NEWS

Art; distinguishing original from forgery

18 October 2022 Project in the spotlights

The average thrift store, attic and flea market is full of them; replicas of famous paintings. From sunflowers by Vincent van Gogh, to the milkmaid by Johannes Vermeer. The art recognition tool developed within the Art Recognition project is capable of evaluating the authenticity of such masterpieces. The system, based on AI technologies, analyzes their photographic reproduction. Professor Eric Postma of Tilburg University has been engaged in this development for more than 20 years.

The tool - developed as part of the EuroStars project in cooperation with the Swiss company ArtRecognition - is fast, reliable and unhampered by human preferences. Moreover, it can be used for many works of art simultaneously.
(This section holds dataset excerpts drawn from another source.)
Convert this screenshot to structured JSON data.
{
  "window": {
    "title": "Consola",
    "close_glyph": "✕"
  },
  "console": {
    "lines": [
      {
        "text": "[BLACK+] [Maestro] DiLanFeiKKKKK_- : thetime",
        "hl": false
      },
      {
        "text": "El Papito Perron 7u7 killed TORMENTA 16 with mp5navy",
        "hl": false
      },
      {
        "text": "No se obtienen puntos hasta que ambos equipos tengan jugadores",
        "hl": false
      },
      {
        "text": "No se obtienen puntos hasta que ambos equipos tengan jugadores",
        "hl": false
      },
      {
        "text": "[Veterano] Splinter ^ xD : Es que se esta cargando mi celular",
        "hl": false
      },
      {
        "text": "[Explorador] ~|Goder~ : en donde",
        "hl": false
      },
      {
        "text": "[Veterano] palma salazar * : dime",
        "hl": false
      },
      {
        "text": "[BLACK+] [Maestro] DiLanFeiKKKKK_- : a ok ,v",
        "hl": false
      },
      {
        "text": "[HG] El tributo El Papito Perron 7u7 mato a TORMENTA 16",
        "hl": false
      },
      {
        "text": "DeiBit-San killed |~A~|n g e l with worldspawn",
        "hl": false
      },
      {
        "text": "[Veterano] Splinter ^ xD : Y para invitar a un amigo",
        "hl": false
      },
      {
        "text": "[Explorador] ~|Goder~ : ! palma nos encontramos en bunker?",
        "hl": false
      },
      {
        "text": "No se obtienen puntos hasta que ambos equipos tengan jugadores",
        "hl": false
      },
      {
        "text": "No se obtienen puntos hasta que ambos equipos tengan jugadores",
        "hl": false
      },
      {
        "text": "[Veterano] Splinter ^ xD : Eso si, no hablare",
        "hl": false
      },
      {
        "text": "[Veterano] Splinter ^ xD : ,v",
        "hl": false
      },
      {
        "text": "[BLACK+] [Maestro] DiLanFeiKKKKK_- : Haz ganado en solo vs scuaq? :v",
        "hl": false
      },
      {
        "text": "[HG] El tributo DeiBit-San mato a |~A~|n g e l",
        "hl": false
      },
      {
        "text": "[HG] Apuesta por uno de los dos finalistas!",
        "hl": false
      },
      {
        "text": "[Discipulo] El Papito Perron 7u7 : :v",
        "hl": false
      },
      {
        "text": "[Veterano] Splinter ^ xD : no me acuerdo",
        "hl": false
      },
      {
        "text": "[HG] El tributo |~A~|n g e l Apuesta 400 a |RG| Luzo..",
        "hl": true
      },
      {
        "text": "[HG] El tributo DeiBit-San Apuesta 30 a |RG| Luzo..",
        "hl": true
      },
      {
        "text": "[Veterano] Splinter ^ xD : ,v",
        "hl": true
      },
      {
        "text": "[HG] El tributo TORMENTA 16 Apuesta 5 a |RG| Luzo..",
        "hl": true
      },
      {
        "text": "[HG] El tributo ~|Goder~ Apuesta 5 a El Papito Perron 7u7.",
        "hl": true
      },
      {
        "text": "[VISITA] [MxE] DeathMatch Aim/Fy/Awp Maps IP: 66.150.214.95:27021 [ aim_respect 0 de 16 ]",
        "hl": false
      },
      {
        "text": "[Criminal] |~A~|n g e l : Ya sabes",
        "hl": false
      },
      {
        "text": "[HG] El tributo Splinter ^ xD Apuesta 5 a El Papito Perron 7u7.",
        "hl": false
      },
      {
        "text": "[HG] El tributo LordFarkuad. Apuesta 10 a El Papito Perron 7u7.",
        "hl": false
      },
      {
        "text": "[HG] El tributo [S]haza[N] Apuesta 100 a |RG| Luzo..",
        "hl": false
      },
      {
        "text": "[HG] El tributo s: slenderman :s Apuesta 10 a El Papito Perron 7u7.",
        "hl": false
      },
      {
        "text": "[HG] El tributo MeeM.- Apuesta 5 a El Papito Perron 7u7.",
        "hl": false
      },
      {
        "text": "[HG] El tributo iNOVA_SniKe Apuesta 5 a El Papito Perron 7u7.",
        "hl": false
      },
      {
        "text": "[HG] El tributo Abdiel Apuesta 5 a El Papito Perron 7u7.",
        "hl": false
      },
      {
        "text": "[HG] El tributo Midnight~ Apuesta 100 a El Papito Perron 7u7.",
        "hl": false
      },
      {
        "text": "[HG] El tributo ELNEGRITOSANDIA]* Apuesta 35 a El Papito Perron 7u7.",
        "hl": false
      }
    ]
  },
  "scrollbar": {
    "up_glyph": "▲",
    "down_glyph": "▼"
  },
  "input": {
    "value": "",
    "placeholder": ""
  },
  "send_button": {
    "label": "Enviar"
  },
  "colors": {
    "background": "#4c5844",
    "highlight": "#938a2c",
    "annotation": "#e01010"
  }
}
Offering this program within the art world contributes to the integrity and transparency of the art market. 

Recognition of data 
When asked about how exactly the system works, Postma is happy to explain using paintings by Van Gogh. "If you have a lot of examples of Van Gogh paintings and also numerous forgeries, you can train a computer using 'machine learning.' The system takes in all the examples and learns to recognize the subtle visual differences between the real work and the copied variants." 

When you use the tool, a small "recognition cube" passes over the scanned-in painting, he continues. "That cube studies every piece of the artwork, so to speak. The computer extracts visual information from this and translates it into numbers. Those numbers the algorithm uses to determine whether it's a real Van Gogh or not." 

Back in time 
The idea for using artificial intelligence to analyze works of art actually originated among art. During a neo-impressionism exhibition around the year 2000, with many works by Vincent van Gogh to be exact. Postma was still working at Maastricht University at the time, as a professor of Artificial Intelligence. The professor had always been interested in perception and pattern recognition. "Already in my youth I was concerned with how it is possible that you perceive and see things. I wanted to know how that works in people and whether you can mimic or understand that process with a computer." 
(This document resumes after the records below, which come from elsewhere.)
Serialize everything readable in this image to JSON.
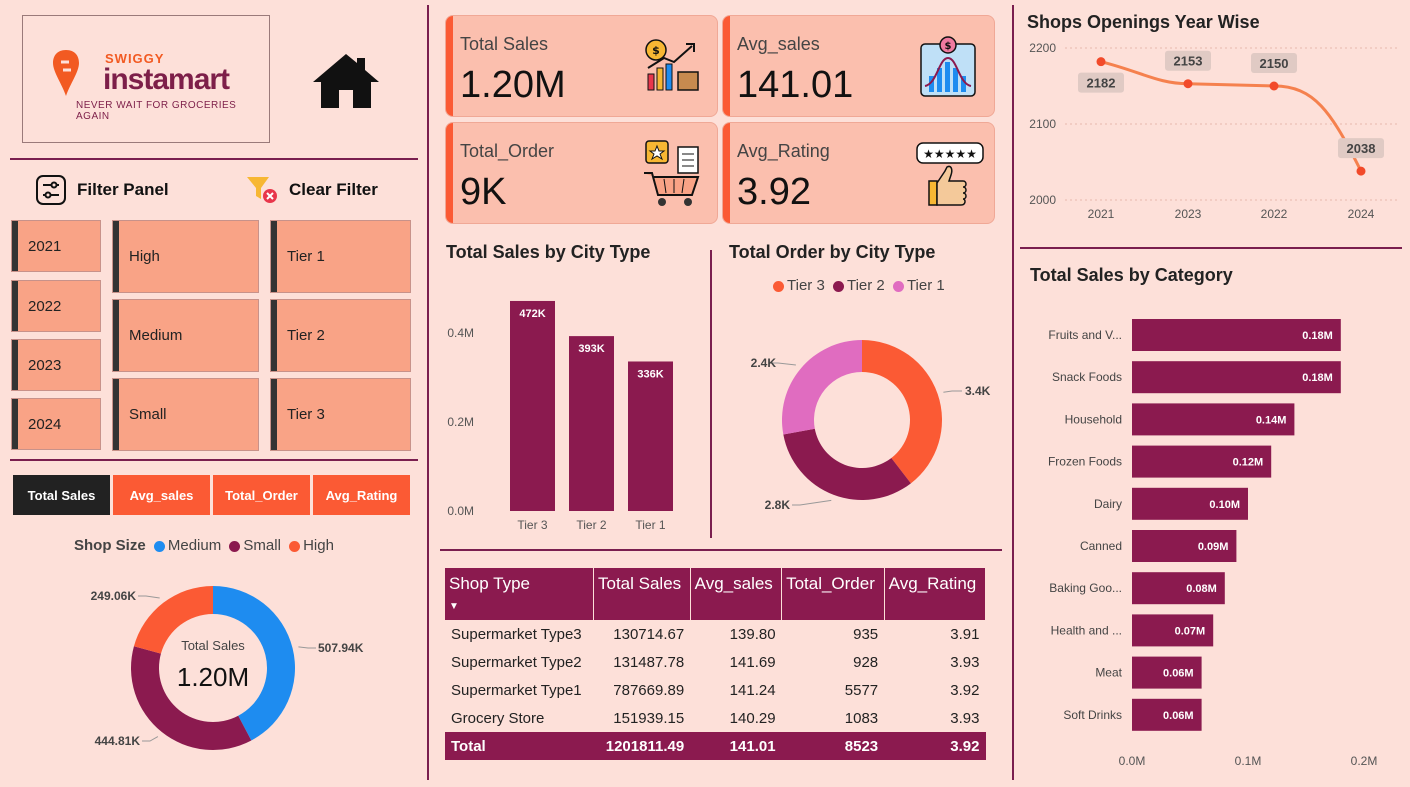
{
  "logo": {
    "brand_top": "SWIGGY",
    "brand_main": "instamart",
    "tagline": "NEVER WAIT FOR GROCERIES AGAIN"
  },
  "nav": {
    "home_icon": "home-icon"
  },
  "filter_panel": {
    "title": "Filter Panel",
    "clear_label": "Clear Filter",
    "icon": "sliders-icon",
    "clear_icon": "funnel-clear-icon"
  },
  "slicers": {
    "years": [
      "2021",
      "2022",
      "2023",
      "2024"
    ],
    "shop_size": [
      "High",
      "Medium",
      "Small"
    ],
    "tiers": [
      "Tier 1",
      "Tier 2",
      "Tier 3"
    ]
  },
  "metric_tabs": [
    {
      "label": "Total Sales",
      "active": true
    },
    {
      "label": "Avg_sales",
      "active": false
    },
    {
      "label": "Total_Order",
      "active": false
    },
    {
      "label": "Avg_Rating",
      "active": false
    }
  ],
  "kpis": [
    {
      "label": "Total Sales",
      "value": "1.20M",
      "icon": "sales-growth-icon"
    },
    {
      "label": "Avg_sales",
      "value": "141.01",
      "icon": "bell-curve-icon"
    },
    {
      "label": "Total_Order",
      "value": "9K",
      "icon": "shopping-cart-icon"
    },
    {
      "label": "Avg_Rating",
      "value": "3.92",
      "icon": "thumbs-up-rating-icon"
    }
  ],
  "shop_size_chart": {
    "legend_title": "Shop Size",
    "center_label": "Total Sales",
    "center_value": "1.20M"
  },
  "titles": {
    "sales_by_city": "Total Sales by City Type",
    "order_by_city": "Total Order by City Type",
    "openings": "Shops Openings Year Wise",
    "sales_by_category": "Total Sales by Category"
  },
  "table": {
    "headers": [
      "Shop Type",
      "Total Sales",
      "Avg_sales",
      "Total_Order",
      "Avg_Rating"
    ],
    "rows": [
      [
        "Supermarket Type3",
        "130714.67",
        "139.80",
        "935",
        "3.91"
      ],
      [
        "Supermarket Type2",
        "131487.78",
        "141.69",
        "928",
        "3.93"
      ],
      [
        "Supermarket Type1",
        "787669.89",
        "141.24",
        "5577",
        "3.92"
      ],
      [
        "Grocery Store",
        "151939.15",
        "140.29",
        "1083",
        "3.93"
      ]
    ],
    "total": [
      "Total",
      "1201811.49",
      "141.01",
      "8523",
      "3.92"
    ]
  },
  "colors": {
    "maroon": "#8b1a4f",
    "orange": "#fb5a34",
    "blue": "#1e8cf0",
    "pink": "#e06cc0",
    "line": "#f5814e"
  },
  "chart_data": [
    {
      "type": "pie",
      "name": "Shop Size",
      "categories": [
        "Medium",
        "Small",
        "High"
      ],
      "values": [
        507.94,
        444.81,
        249.06
      ],
      "labels": [
        "507.94K",
        "444.81K",
        "249.06K"
      ],
      "colors": [
        "#1e8cf0",
        "#8b1a4f",
        "#fb5a34"
      ],
      "donut": true
    },
    {
      "type": "bar",
      "title": "Total Sales by City Type",
      "categories": [
        "Tier 3",
        "Tier 2",
        "Tier 1"
      ],
      "values": [
        472,
        393,
        336
      ],
      "labels": [
        "472K",
        "393K",
        "336K"
      ],
      "yticks": [
        "0.0M",
        "0.2M",
        "0.4M"
      ],
      "ylim": [
        0,
        500
      ]
    },
    {
      "type": "pie",
      "title": "Total Order by City Type",
      "categories": [
        "Tier 3",
        "Tier 2",
        "Tier 1"
      ],
      "values": [
        3.4,
        2.8,
        2.4
      ],
      "labels": [
        "3.4K",
        "2.8K",
        "2.4K"
      ],
      "colors": [
        "#fb5a34",
        "#8b1a4f",
        "#e06cc0"
      ],
      "donut": true
    },
    {
      "type": "line",
      "title": "Shops Openings Year Wise",
      "categories": [
        "2021",
        "2023",
        "2022",
        "2024"
      ],
      "values": [
        2182,
        2153,
        2150,
        2038
      ],
      "yticks": [
        "2000",
        "2100",
        "2200"
      ],
      "ylim": [
        2000,
        2200
      ]
    },
    {
      "type": "bar",
      "orientation": "horizontal",
      "title": "Total Sales by Category",
      "categories": [
        "Fruits and V...",
        "Snack Foods",
        "Household",
        "Frozen Foods",
        "Dairy",
        "Canned",
        "Baking Goo...",
        "Health and ...",
        "Meat",
        "Soft Drinks"
      ],
      "values": [
        0.18,
        0.18,
        0.14,
        0.12,
        0.1,
        0.09,
        0.08,
        0.07,
        0.06,
        0.06
      ],
      "labels": [
        "0.18M",
        "0.18M",
        "0.14M",
        "0.12M",
        "0.10M",
        "0.09M",
        "0.08M",
        "0.07M",
        "0.06M",
        "0.06M"
      ],
      "xticks": [
        "0.0M",
        "0.1M",
        "0.2M"
      ],
      "xlim": [
        0,
        0.2
      ]
    }
  ]
}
From then on, Postma focused on developing visual recognition and classification techniques for cultural heritage. Not much later, he started developing digital analysis methods for paintings, the beginning of the art analysis project. Just after the grant application for the NWO (Netherlands Organization for Scientific Research) was out the door, his research group already made the New York Times in 2004. "Assessing paintings by computers instead of experts turned out to be a 'hot topic,'" he tells us now.

The future of artificial intelligence 
The question of whether AI will eventually take over human work is one that Postma gets regularly. He emphasizes the interaction between computers and humans: "Machines are better at recognizing patterns than humans. Moreover, they don't get tired or distracted. But humans can outline context; something systems cannot yet do ( by a long shot)." As an example, the professor cites a painter's time image. Something a computer doesn't know, but the art expert does. "Meticulous tasks, such as studying brush strokes or - when we look outside the art world - an X-ray, AI technology can take over just fine. But this remains hand-in-hand with the human brain being able to put the findings into context." 
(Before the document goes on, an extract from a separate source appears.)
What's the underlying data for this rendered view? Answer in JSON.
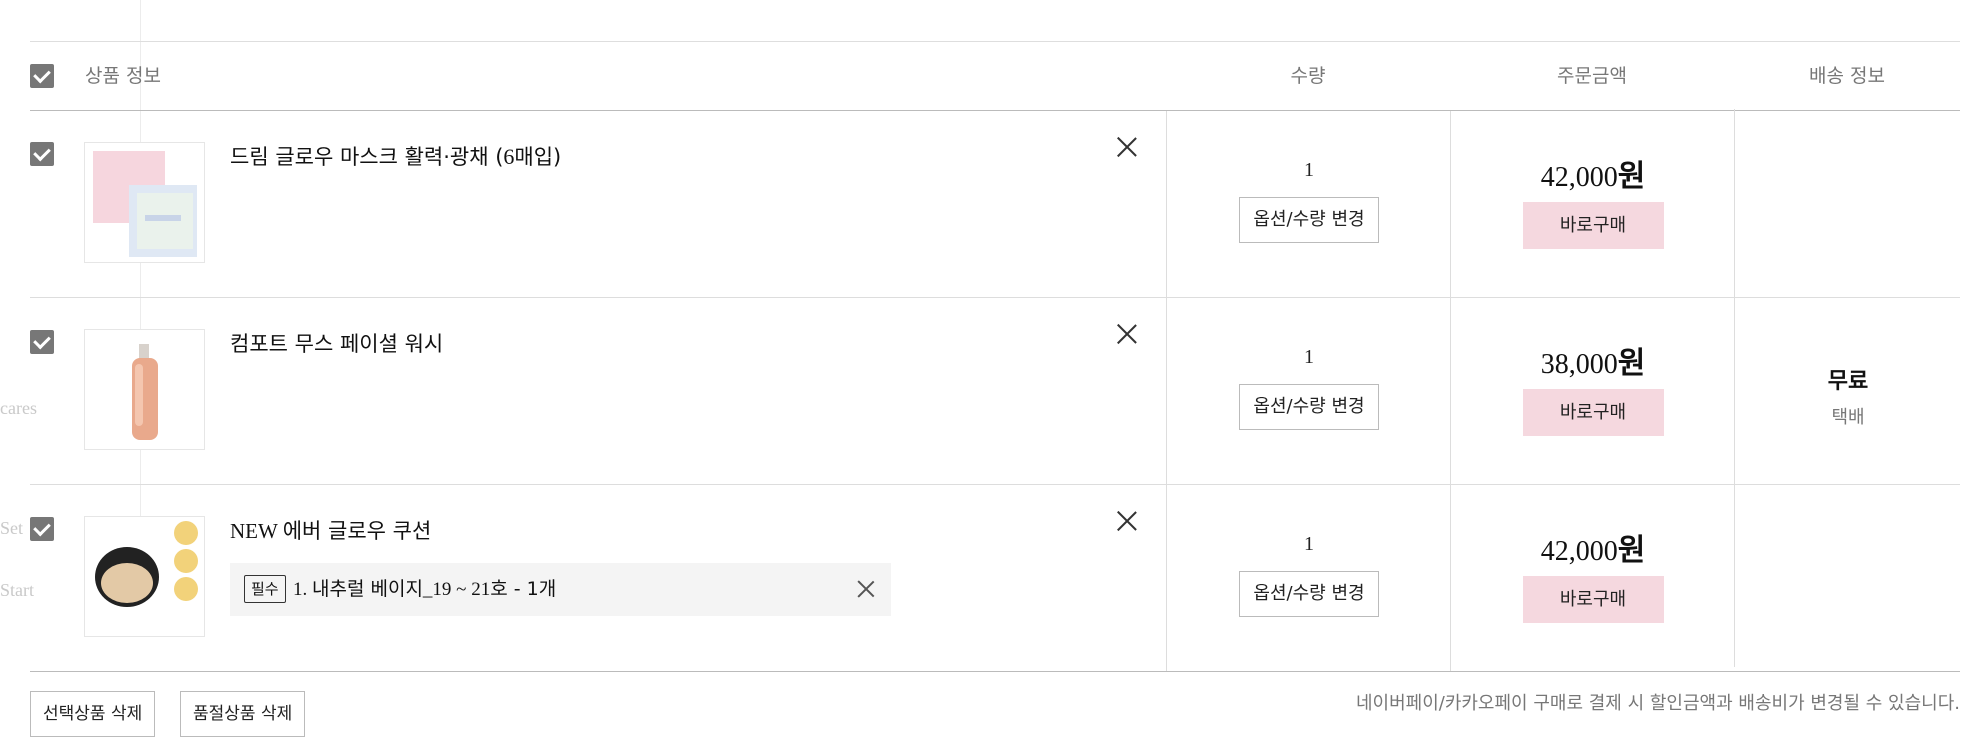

The X-ray, by the way, is a good example of how to utilize Postma's technology as well. Or think of an industrial site that you want to monitor with a security camera. Here, too, you can train the system on safe and unsafe situations. The condition is that you have enough data at your disposal to train the AI algorithms. 

Swiss organization takes over tool 
"Through MindLabs, we get in touch with companies and institutes that provide data for our recognition tool," Postma explains the cooperation with the ecosystem. In addition, Postma started a collaboration with a Swiss entrepreneur in 2020. "I received almost weekly requests from individuals if I could analyze a painting. And whether I didn't want to translate my research to a company offering that analysis. But the commercial slant you need for that is not in my genes. It doesn't interest me that much." Postma is now attached to the Swiss company ArtRecognition as a scientific advisor. Students at Tilburg University get the opportunity to do research within that organization. "A win-win situation." 

Since working with the Swiss company, Postma has more time to focus his attention on other things. And after 20 years in art recognition, he likes that he can re-enter the AI research field with a broader perspective. But Postma's focus remains with his main interest: "Pattern recognition is and will remain the thing that fascinates me the most."